Likewise, you can also modify the default response actions for all steps. Unlike the request defaults where values are merged together for each step, response values will only be applied if no response/actions element is specified for a step.
As mentioned above, the default options for response validation include a check for status: 200
. You change this behavior
by overriding the response defaults.
examples/request-defaults.yml
defaults:
response:
- not: "An Error Occurred"
steps:
- http://httpbin.org
- http://httpbin.org/404
Normally the second step would have failed (because httpbin.org will return a 404 error code), however in this case, we setup a default validation rule to be that the page may not include the text "An Error Occurred". Setting up this default rule removed the existing default status-code check.
NOTE: If you wish to remove the default status code check but do not want to add any other rules, just set defaults.response to an empty array.
defaults:
response: []
Regex validation
request: http://www.nodejs.org
response: /simple web server/i
Regex actions (delimited by the '/' characters around the text) are a shortcut for
{ regex : { pattern : "...", options : ".." } }
.
Regex actions also match against the response content, but may contain wild-cards, patterns, captures, and other options.
NOTE: If your regex pattern contains certain character combinations, it may invalidate the YAML syntax of the script (for example ": " in the middle of the pattern or other special YAML characters). In that case, you can always enclose your pattern in double or single quotes and it will still be treated as a regex as long as it still looks like "/regex/options".
In this example the case insensitive option is specified with the /i option. Valid regex options are "g" (global), "i" (case-insensitive), and "m" (multi-line).
Writing your scripts in JSON
Of course, JSON is also valid YAML, so if you roll that way, this script is equivalent to the previous one.
[
{
"request": "http://httpbin.org/get",
"response": { "status": 200, "on_success": "json_post" }
},
{
"request": "http://httpbin.org/get",
"response": "This request should not get executed"
},
{
"name": "Form Post",
"request": {
"url": "http://httpbin.org/post",
"method": "POST",
"form": {
"message": "But this one does"
}
}
}
]
I like JSON-- a lot... but after typing all of those symbols the YAML starts looking nicer and nicer. You can even mix and match JSON and YAML within a single script, so you can achieve that perfect blend of short and sweet vs. explicit syntax in your recipes...
Session data
request:
url: http://httpbin.org/post
method: POST
form:
username: <% username %>
password: <% password %>
Hyperpotamus supports the idea of a session. Sessions are name->value stores that are used to collect and re-use information
as your script is processed. Notice those <% .. %>
macros? <% username %>
means: Take whatever value is stored in the
session under the key "username" and insert it.

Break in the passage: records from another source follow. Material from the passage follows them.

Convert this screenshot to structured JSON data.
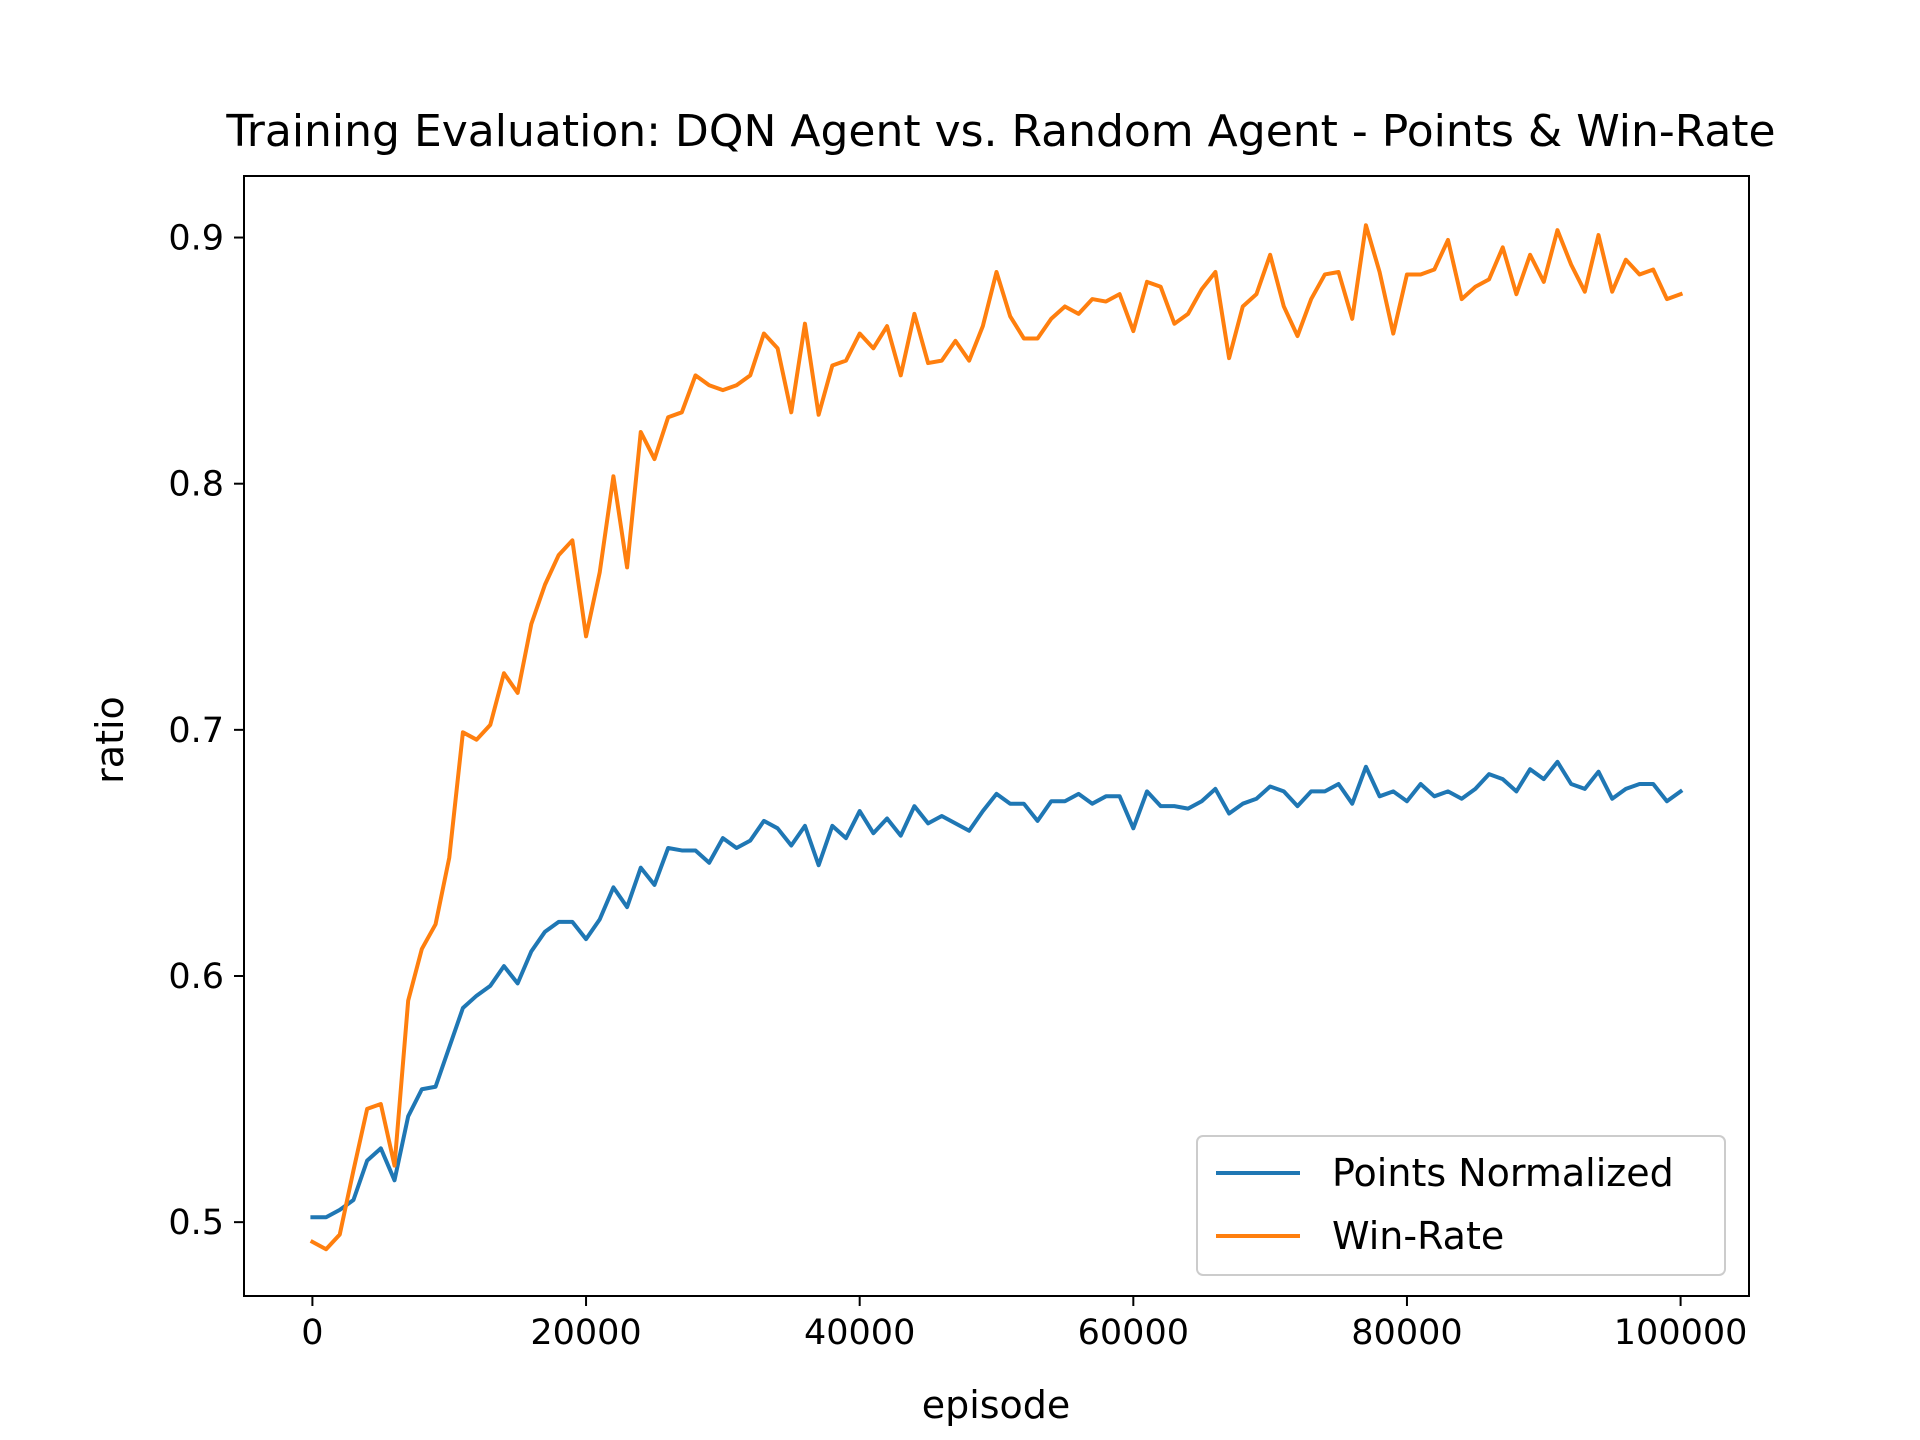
{
  "chart_data": {
    "type": "line",
    "title": "Training Evaluation: DQN Agent vs. Random Agent - Points & Win-Rate",
    "xlabel": "episode",
    "ylabel": "ratio",
    "xlim": [
      -5000,
      105000
    ],
    "ylim": [
      0.47,
      0.925
    ],
    "xticks": [
      0,
      20000,
      40000,
      60000,
      80000,
      100000
    ],
    "xtick_labels": [
      "0",
      "20000",
      "40000",
      "60000",
      "80000",
      "100000"
    ],
    "yticks": [
      0.5,
      0.6,
      0.7,
      0.8,
      0.9
    ],
    "ytick_labels": [
      "0.5",
      "0.6",
      "0.7",
      "0.8",
      "0.9"
    ],
    "grid": false,
    "legend_position": "lower-right",
    "x": [
      0,
      1000,
      2000,
      3000,
      4000,
      5000,
      6000,
      7000,
      8000,
      9000,
      10000,
      11000,
      12000,
      13000,
      14000,
      15000,
      16000,
      17000,
      18000,
      19000,
      20000,
      21000,
      22000,
      23000,
      24000,
      25000,
      26000,
      27000,
      28000,
      29000,
      30000,
      31000,
      32000,
      33000,
      34000,
      35000,
      36000,
      37000,
      38000,
      39000,
      40000,
      41000,
      42000,
      43000,
      44000,
      45000,
      46000,
      47000,
      48000,
      49000,
      50000,
      51000,
      52000,
      53000,
      54000,
      55000,
      56000,
      57000,
      58000,
      59000,
      60000,
      61000,
      62000,
      63000,
      64000,
      65000,
      66000,
      67000,
      68000,
      69000,
      70000,
      71000,
      72000,
      73000,
      74000,
      75000,
      76000,
      77000,
      78000,
      79000,
      80000,
      81000,
      82000,
      83000,
      84000,
      85000,
      86000,
      87000,
      88000,
      89000,
      90000,
      91000,
      92000,
      93000,
      94000,
      95000,
      96000,
      97000,
      98000,
      99000,
      100000
    ],
    "series": [
      {
        "name": "Points Normalized",
        "color": "#1f77b4",
        "values": [
          0.502,
          0.502,
          0.505,
          0.509,
          0.525,
          0.53,
          0.517,
          0.543,
          0.554,
          0.555,
          0.571,
          0.587,
          0.592,
          0.596,
          0.604,
          0.597,
          0.61,
          0.618,
          0.622,
          0.622,
          0.615,
          0.623,
          0.636,
          0.628,
          0.644,
          0.637,
          0.652,
          0.651,
          0.651,
          0.646,
          0.656,
          0.652,
          0.655,
          0.663,
          0.66,
          0.653,
          0.661,
          0.645,
          0.661,
          0.656,
          0.667,
          0.658,
          0.664,
          0.657,
          0.669,
          0.662,
          0.665,
          0.662,
          0.659,
          0.667,
          0.674,
          0.67,
          0.67,
          0.663,
          0.671,
          0.671,
          0.674,
          0.67,
          0.673,
          0.673,
          0.66,
          0.675,
          0.669,
          0.669,
          0.668,
          0.671,
          0.676,
          0.666,
          0.67,
          0.672,
          0.677,
          0.675,
          0.669,
          0.675,
          0.675,
          0.678,
          0.67,
          0.685,
          0.673,
          0.675,
          0.671,
          0.678,
          0.673,
          0.675,
          0.672,
          0.676,
          0.682,
          0.68,
          0.675,
          0.684,
          0.68,
          0.687,
          0.678,
          0.676,
          0.683,
          0.672,
          0.676,
          0.678,
          0.678,
          0.671,
          0.675
        ]
      },
      {
        "name": "Win-Rate",
        "color": "#ff7f0e",
        "values": [
          0.492,
          0.489,
          0.495,
          0.521,
          0.546,
          0.548,
          0.523,
          0.59,
          0.611,
          0.621,
          0.648,
          0.699,
          0.696,
          0.702,
          0.723,
          0.715,
          0.743,
          0.759,
          0.771,
          0.777,
          0.738,
          0.764,
          0.803,
          0.766,
          0.821,
          0.81,
          0.827,
          0.829,
          0.844,
          0.84,
          0.838,
          0.84,
          0.844,
          0.861,
          0.855,
          0.829,
          0.865,
          0.828,
          0.848,
          0.85,
          0.861,
          0.855,
          0.864,
          0.844,
          0.869,
          0.849,
          0.85,
          0.858,
          0.85,
          0.864,
          0.886,
          0.868,
          0.859,
          0.859,
          0.867,
          0.872,
          0.869,
          0.875,
          0.874,
          0.877,
          0.862,
          0.882,
          0.88,
          0.865,
          0.869,
          0.879,
          0.886,
          0.851,
          0.872,
          0.877,
          0.893,
          0.872,
          0.86,
          0.875,
          0.885,
          0.886,
          0.867,
          0.905,
          0.886,
          0.861,
          0.885,
          0.885,
          0.887,
          0.899,
          0.875,
          0.88,
          0.883,
          0.896,
          0.877,
          0.893,
          0.882,
          0.903,
          0.889,
          0.878,
          0.901,
          0.878,
          0.891,
          0.885,
          0.887,
          0.875,
          0.877
        ]
      }
    ]
  }
}
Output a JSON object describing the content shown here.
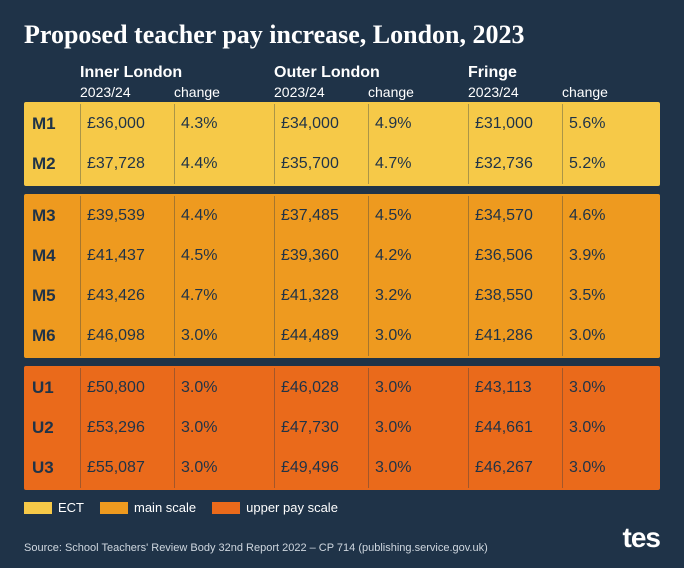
{
  "title": "Proposed teacher pay increase, London, 2023",
  "columns": [
    {
      "region": "Inner London",
      "year": "2023/24",
      "change": "change"
    },
    {
      "region": "Outer London",
      "year": "2023/24",
      "change": "change"
    },
    {
      "region": "Fringe",
      "year": "2023/24",
      "change": "change"
    }
  ],
  "bands": [
    {
      "name": "ect",
      "color": "#f6c948",
      "rows": [
        {
          "label": "M1",
          "cells": [
            "£36,000",
            "4.3%",
            "£34,000",
            "4.9%",
            "£31,000",
            "5.6%"
          ]
        },
        {
          "label": "M2",
          "cells": [
            "£37,728",
            "4.4%",
            "£35,700",
            "4.7%",
            "£32,736",
            "5.2%"
          ]
        }
      ]
    },
    {
      "name": "main-scale",
      "color": "#ee9a1f",
      "rows": [
        {
          "label": "M3",
          "cells": [
            "£39,539",
            "4.4%",
            "£37,485",
            "4.5%",
            "£34,570",
            "4.6%"
          ]
        },
        {
          "label": "M4",
          "cells": [
            "£41,437",
            "4.5%",
            "£39,360",
            "4.2%",
            "£36,506",
            "3.9%"
          ]
        },
        {
          "label": "M5",
          "cells": [
            "£43,426",
            "4.7%",
            "£41,328",
            "3.2%",
            "£38,550",
            "3.5%"
          ]
        },
        {
          "label": "M6",
          "cells": [
            "£46,098",
            "3.0%",
            "£44,489",
            "3.0%",
            "£41,286",
            "3.0%"
          ]
        }
      ]
    },
    {
      "name": "upper-pay-scale",
      "color": "#ea6a1b",
      "rows": [
        {
          "label": "U1",
          "cells": [
            "£50,800",
            "3.0%",
            "£46,028",
            "3.0%",
            "£43,113",
            "3.0%"
          ]
        },
        {
          "label": "U2",
          "cells": [
            "£53,296",
            "3.0%",
            "£47,730",
            "3.0%",
            "£44,661",
            "3.0%"
          ]
        },
        {
          "label": "U3",
          "cells": [
            "£55,087",
            "3.0%",
            "£49,496",
            "3.0%",
            "£46,267",
            "3.0%"
          ]
        }
      ]
    }
  ],
  "legend": [
    {
      "color": "#f6c948",
      "label": "ECT"
    },
    {
      "color": "#ee9a1f",
      "label": "main scale"
    },
    {
      "color": "#ea6a1b",
      "label": "upper pay scale"
    }
  ],
  "source": "Source: School Teachers' Review Body 32nd Report 2022 – CP 714 (publishing.service.gov.uk)",
  "logo": "tes",
  "background_color": "#1f3348",
  "text_color_dark": "#1f3348"
}
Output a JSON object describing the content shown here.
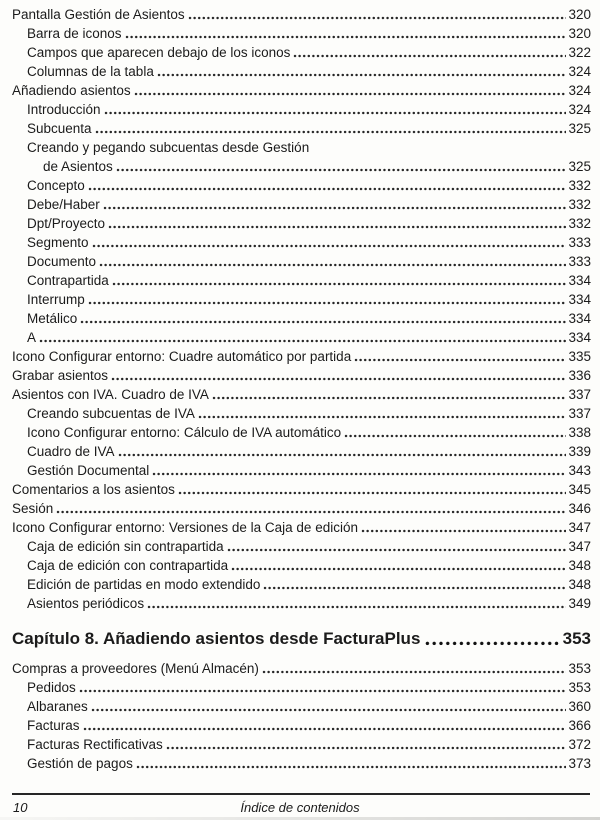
{
  "colors": {
    "text": "#1b1b1b",
    "background": "#fdfdfb",
    "rule": "#262626"
  },
  "footer": {
    "page_number": "10",
    "title": "Índice de contenidos"
  },
  "toc": {
    "chapter_heading": {
      "label": "Capítulo 8. Añadiendo asientos desde FacturaPlus",
      "page": "353"
    },
    "sections": [
      {
        "entries": [
          {
            "label": "Pantalla Gestión de Asientos",
            "page": "320",
            "level": 0
          },
          {
            "label": "Barra de iconos",
            "page": "320",
            "level": 1
          },
          {
            "label": "Campos que aparecen debajo de los iconos",
            "page": "322",
            "level": 1
          },
          {
            "label": "Columnas de la tabla",
            "page": "324",
            "level": 1
          },
          {
            "label": "Añadiendo asientos",
            "page": "324",
            "level": 0
          },
          {
            "label": "Introducción",
            "page": "324",
            "level": 1
          },
          {
            "label": "Subcuenta",
            "page": "325",
            "level": 1
          },
          {
            "label": "Creando y pegando subcuentas desde Gestión",
            "page": "",
            "level": 1
          },
          {
            "label": "de Asientos",
            "page": "325",
            "level": 2
          },
          {
            "label": "Concepto",
            "page": "332",
            "level": 1
          },
          {
            "label": "Debe/Haber",
            "page": "332",
            "level": 1
          },
          {
            "label": "Dpt/Proyecto",
            "page": "332",
            "level": 1
          },
          {
            "label": "Segmento",
            "page": "333",
            "level": 1
          },
          {
            "label": "Documento",
            "page": "333",
            "level": 1
          },
          {
            "label": "Contrapartida",
            "page": "334",
            "level": 1
          },
          {
            "label": "Interrump",
            "page": "334",
            "level": 1
          },
          {
            "label": "Metálico",
            "page": "334",
            "level": 1
          },
          {
            "label": "A",
            "page": "334",
            "level": 1
          },
          {
            "label": "Icono Configurar entorno: Cuadre automático por partida",
            "page": "335",
            "level": 0
          },
          {
            "label": "Grabar asientos",
            "page": "336",
            "level": 0
          },
          {
            "label": "Asientos con IVA. Cuadro de IVA",
            "page": "337",
            "level": 0
          },
          {
            "label": "Creando subcuentas de IVA",
            "page": "337",
            "level": 1
          },
          {
            "label": "Icono Configurar entorno: Cálculo de IVA automático",
            "page": "338",
            "level": 1
          },
          {
            "label": "Cuadro de IVA",
            "page": "339",
            "level": 1
          },
          {
            "label": "Gestión Documental",
            "page": "343",
            "level": 1
          },
          {
            "label": "Comentarios a los asientos",
            "page": "345",
            "level": 0
          },
          {
            "label": "Sesión",
            "page": "346",
            "level": 0
          },
          {
            "label": "Icono Configurar entorno: Versiones de la Caja de edición",
            "page": "347",
            "level": 0
          },
          {
            "label": "Caja de edición sin contrapartida",
            "page": "347",
            "level": 1
          },
          {
            "label": "Caja de edición con contrapartida",
            "page": "348",
            "level": 1
          },
          {
            "label": "Edición de partidas en modo extendido",
            "page": "348",
            "level": 1
          },
          {
            "label": "Asientos periódicos",
            "page": "349",
            "level": 1
          }
        ]
      },
      {
        "entries": [
          {
            "label": "Compras a proveedores (Menú Almacén)",
            "page": "353",
            "level": 0
          },
          {
            "label": "Pedidos",
            "page": "353",
            "level": 1
          },
          {
            "label": "Albaranes",
            "page": "360",
            "level": 1
          },
          {
            "label": "Facturas",
            "page": "366",
            "level": 1
          },
          {
            "label": "Facturas Rectificativas",
            "page": "372",
            "level": 1
          },
          {
            "label": "Gestión de pagos",
            "page": "373",
            "level": 1
          }
        ]
      }
    ]
  }
}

Session data can be passed into hyperpotamus as query-string encoded name/value pairs.
hyperpotamus sample.yml --qs "username=pmarkert&password=secret"
Session data can also be read in from a .csv file and your script will be executed once for each record in the file.
hyperpotamus sample.yml --csv users.csv
Capturing data from the response
In many cases, you want to capture parts of the response either for reporting at the end of your script, or for use in
subsequent steps. Captured values are stored in the session so that they can be replayed with <% .. %>
macros.
Capturing using regex
request: https://github.com/pmarkert/hyperpotamus
response:
- /latest commit <span.+?>(:<latest_commit>.+?)</span>/
- emit: Latest commit is <% latest_commit %>
Named captures allow you to extract data from the web-page by matching content
and extracting data into the session using the capture name as the session key. (:<group>...)
would save the matched
portion of the response into session so that it can be used as <% group %>
. In this example, <% latest_commit %>
is
captured from the response.
NOTE: By default, only the first match is captured. Adding the /g option at the end of the regex will cause all instances to be captured into an array. (See below for more about arrays and iteration).
Capturing with jquery
- request: https://www.npmjs.com/package/hyperpotamus
response:
- jquery: "ul>li:contains('downloads in the last month') strong"
capture:
last_month: text
- emit: Hyperpotamus has been downloaded <% last_month %> times in the past month.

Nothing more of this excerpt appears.